Our findings are in line with the results of a published 2013 review and meta-analysis evaluating the effectiveness of probiotics for the management of childhood functional gastrointestinal disorders [18]. The authors included three RCTs. Probiotics did not have a significant effect with respect to treatment success (RR 1.16, 95% CI 0.83 to 1.62) and defecation frequency (SMD 0.44, 95% CI −0.35 to 1.24).

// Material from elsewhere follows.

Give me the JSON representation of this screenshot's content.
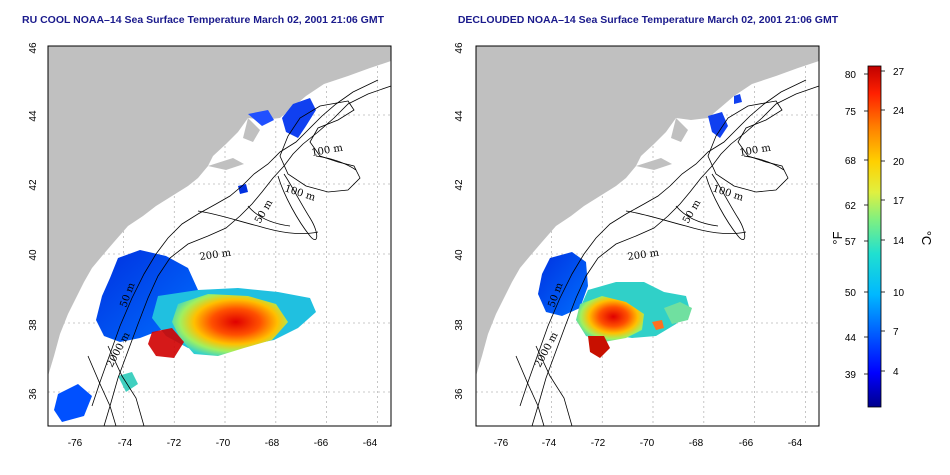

The lack of an effect of currently studied probiotics does not preclude the possibility that other strains (single or in combinations) will be effective. Both a better understanding of the microbiota differences in constipated and non-constipated children and criteria for the in vitro selection of probiotic microorganisms for further clinical trials are needed. Statistically well-powered RCTs should have relevant inclusion/exclusion criteria, validated clinical outcome measures (with definitions), and effect sizes reported in a clinically meaningful way.